Avionics exposure: The fleet includes varied glass, with their most advanced setup being full G1000 with coupled autopilot. Other aircraft feature dual G5s. Landon noted why that matters: learning to manage systems early—especially automation—can reduce the learning curve later in airline or advanced-aircraft training.

Multi-Engine Training and the DPE Bottleneck

For Rotor Transition Program (RTP) candidates, Cameron explained that many skip single-engine commercial and go straight to multi-engine commercial. While a checkride can sometimes be achieved in minimal hours, Flex Air intentionally aims to give students more time in the airplane—often targeting around 25 hours—so the candidate shows up prepared, not just barely proficient. On the examiner side, they acknowledged the industry-wide constraint: DPE availability is tight everywhere. Flex Air’s mitigation is forecasting. Their internal planning starts roughly six weeks out for standard checkrides, and even earlier for RTP timelines—essentially hunting checkride slots as soon as training begins for each “gate” (PPL add‑on, instrument add‑on, and beyond). The key point: students aren’t left alone to solve the DPE problem while also transitioning out of the military.

The Market Question: What to Do When Hiring Slows

Near the end, Landon brought up the elephant in the room: pilot hiring cycles and the anxiety that comes with a “slow” year. Cameron’s response separated the two paths:

  • A&P: demand remains strong, with projected shortages continuing for years and a clear appetite for veterans who can certify.
  • Pilot: hiring may slow at the top-tier dream destinations, but aviation employment is broader than legacy airlines. There are commercial and multi-engine jobs outside the marquee 121/135 names that keep careers moving while the cycle turns.

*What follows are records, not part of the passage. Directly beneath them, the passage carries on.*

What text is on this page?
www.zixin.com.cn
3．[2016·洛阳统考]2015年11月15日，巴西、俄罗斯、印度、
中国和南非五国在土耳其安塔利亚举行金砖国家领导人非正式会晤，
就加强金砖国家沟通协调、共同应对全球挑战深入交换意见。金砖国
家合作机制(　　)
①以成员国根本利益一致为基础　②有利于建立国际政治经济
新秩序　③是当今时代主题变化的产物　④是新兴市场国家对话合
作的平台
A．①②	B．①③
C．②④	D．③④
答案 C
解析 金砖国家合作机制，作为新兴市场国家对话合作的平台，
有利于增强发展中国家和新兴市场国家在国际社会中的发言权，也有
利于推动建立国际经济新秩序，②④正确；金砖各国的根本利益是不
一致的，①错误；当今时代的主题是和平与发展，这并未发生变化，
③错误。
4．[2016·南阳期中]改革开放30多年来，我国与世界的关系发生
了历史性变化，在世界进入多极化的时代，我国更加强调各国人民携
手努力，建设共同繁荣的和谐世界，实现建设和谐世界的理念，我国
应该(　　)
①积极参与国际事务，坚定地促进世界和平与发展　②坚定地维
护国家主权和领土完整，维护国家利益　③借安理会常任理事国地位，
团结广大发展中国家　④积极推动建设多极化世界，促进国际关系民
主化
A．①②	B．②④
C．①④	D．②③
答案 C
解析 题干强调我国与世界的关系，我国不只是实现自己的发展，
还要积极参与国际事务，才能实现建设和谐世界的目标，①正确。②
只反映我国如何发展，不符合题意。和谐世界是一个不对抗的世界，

Landon’s practical advice was to seek perspective from people who’ve lived multiple cycles. The wave always changes—what matters is having a plan, building optionality, and staying in motion.

Key Takeaways

  • Military maintainers are often closer to an A&P than they think; the gap is usually breadth, not capability.
  • The 8610/ASI/FSDO step is a major unlock—eligibility is about documentation and experience validation.
  • An apprenticeship + accelerated prep course is a pragmatic way to “backfill” civilian testing domains.
  • SkillBridge is time, not money—pair it with COOL, VR&E, scholarships, or other funding sources.
  • Mentorship isn’t fluff: it reduces friction, resolves mismatches, and helps students build a résumé, not just hours.
  • For pilots, DPE planning and forecasting can be the difference between momentum and stagnation.
  • Cycles turn. Build skills and options now so you’re ready when the market moves again.